À partir de 1927, Pablo Neruda occupe plusieurs postes consulaires: Rangoon, Colombo, Batavia, Buenos Aires.


En 1935, il est à à Madrid, la veille de la guerre civil.


En 1940, après un séjour au Chili, Neruda est nommé, consul général au Mexique. La peinture des grands muralistes, Orozco, Rivera, Siqueiros, n'est pas sans influence sur Le Chant général (Canto general) qu'il compose alors.


En 1945, le poète est élu sénateur des provinces minières du nord du Chili; la même année, il adhère au Parti communiste mais les persécutions du président de la République, Gabriel González Videla, l'obligent à fuir son pays. À nouveau, les voyages se multiplient aux quatre coins du monde.


En 1950, Neruda obtient le prix Staline de la paix.


En 1970, il est nommé ambassadeur du Chili, sous le gouvernement socialiste du président Allende


Le 21 octobre 1971, il reçoit la consécration du prix Nobel de littérature. Dans le discours qu'il prononce à Stockholm, le poète évoque avec tendresse les frères inconnus qui l'aidèrent à franchir les Andes alors que sa tête était mise à prix dans son propre pays (1949). Réaffirmant « qu'il n'y a pas de solitude inexpugnable et que le poète n'est pas «un petit dieu», Neruda se rallie à la prophétie de Rimbaud: «À l'aurore, armés d'une ardente patience, nous entrerons aux splendides villes», en laquelle il voit la proclamation d'un avenir certain.
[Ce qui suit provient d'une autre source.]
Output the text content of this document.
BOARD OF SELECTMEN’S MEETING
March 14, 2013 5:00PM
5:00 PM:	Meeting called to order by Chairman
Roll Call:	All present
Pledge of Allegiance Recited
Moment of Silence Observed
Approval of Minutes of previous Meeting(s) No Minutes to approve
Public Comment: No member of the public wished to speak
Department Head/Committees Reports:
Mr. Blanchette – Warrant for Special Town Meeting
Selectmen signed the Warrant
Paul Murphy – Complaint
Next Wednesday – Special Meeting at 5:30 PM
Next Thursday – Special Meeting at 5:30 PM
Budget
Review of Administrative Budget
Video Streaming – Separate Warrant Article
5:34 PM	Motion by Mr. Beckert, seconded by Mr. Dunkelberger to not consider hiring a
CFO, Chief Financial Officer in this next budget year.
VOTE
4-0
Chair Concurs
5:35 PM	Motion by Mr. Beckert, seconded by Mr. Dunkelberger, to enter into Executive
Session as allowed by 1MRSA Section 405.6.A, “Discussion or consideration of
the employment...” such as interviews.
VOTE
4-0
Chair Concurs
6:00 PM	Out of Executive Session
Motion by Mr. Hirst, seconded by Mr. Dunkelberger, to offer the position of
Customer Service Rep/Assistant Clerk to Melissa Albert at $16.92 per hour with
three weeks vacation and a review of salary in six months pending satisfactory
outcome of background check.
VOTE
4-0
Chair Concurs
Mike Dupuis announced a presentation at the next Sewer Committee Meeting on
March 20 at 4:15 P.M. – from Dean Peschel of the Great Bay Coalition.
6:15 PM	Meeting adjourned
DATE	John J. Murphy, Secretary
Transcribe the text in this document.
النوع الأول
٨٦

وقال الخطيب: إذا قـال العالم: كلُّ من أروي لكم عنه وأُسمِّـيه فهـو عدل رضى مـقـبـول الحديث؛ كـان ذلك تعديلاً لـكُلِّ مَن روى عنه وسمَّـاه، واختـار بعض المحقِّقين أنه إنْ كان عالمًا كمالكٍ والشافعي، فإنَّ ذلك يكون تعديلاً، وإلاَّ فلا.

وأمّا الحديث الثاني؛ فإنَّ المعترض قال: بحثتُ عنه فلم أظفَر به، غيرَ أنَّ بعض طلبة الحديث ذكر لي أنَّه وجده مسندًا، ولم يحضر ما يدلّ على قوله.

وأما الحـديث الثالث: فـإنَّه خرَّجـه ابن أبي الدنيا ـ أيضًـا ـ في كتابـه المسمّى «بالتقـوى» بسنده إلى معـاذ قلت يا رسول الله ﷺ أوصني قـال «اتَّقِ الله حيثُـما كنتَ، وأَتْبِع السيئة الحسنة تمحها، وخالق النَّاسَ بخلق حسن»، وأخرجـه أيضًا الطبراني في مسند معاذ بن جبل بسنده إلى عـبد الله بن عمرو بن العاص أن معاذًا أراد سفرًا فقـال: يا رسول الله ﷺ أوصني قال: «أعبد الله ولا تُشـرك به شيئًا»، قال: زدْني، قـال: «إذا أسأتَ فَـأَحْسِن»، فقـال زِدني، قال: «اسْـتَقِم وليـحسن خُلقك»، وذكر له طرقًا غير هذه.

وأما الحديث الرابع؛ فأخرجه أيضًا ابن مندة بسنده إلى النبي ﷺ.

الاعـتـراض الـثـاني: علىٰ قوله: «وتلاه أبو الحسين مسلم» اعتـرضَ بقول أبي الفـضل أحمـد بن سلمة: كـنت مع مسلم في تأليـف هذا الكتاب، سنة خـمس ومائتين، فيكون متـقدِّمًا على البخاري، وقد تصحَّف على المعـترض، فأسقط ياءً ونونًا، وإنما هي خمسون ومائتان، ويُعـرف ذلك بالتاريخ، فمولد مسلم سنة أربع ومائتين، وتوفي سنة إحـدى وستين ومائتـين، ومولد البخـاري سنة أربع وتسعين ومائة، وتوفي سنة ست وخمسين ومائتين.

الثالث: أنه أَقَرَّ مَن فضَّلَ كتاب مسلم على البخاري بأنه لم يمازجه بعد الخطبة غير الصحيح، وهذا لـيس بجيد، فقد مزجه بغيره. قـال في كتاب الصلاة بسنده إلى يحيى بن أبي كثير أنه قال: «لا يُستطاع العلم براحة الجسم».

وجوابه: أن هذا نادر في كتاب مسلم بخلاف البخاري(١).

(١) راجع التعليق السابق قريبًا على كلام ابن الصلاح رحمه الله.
En 1972, il prononce devant le Pen Club International un discours dénonçant le blocus américain contre le Chili. Géographie infructueuse (Geografía infructuosa, 1972) paraît en mai à Buenos Aires: pressentant sa proche agonie, le poète s'interroge sur sa vie et sur son oeuvre poétique. Renonçant à son poste, il quitte la France le 20 novembre 1972 et rentre au Chili avec Mathilde Urrutia. Son peuple l'accueille triomphalement à Santiago. Ses oeuvres, au fil des ans, n'ont pas cessé de voir le jour, tout imprégnées des péripéties d'une vie tumultueuse et généreuse: «Je déclare ici que personne n'est passé près de moi qui ne m'ait partagé. J'ai brassé jusqu'au coude et rebrassé dans une adversité qui n'était pas faite pour moi dans le malheur des autres.»


En 1973, Neruda participe à la campagne pour les élections de mars en écrivant Incitation au nixonicide et éloge de la révolution chilienne (Incitación al nixonicidio y alabanza de la revolución chilena, 1973); tout en chantant l'Océan et Quevedo, il fustige dans de courts pamphlets les «politicards» et les «larrons». Le 11 septembre, un putsch militaire renverse le gouvernement de l'Unité populaire. Allende est assassiné à la Moneda.


Le 24 septembre 1973, Pablo Neruda meurt à Santiago. Ses obsèques se déroulent en présence de l'armée: des chants jaillissent de la foule, témoignant, par-delà la mort, du pouvoir subversif de la poésie.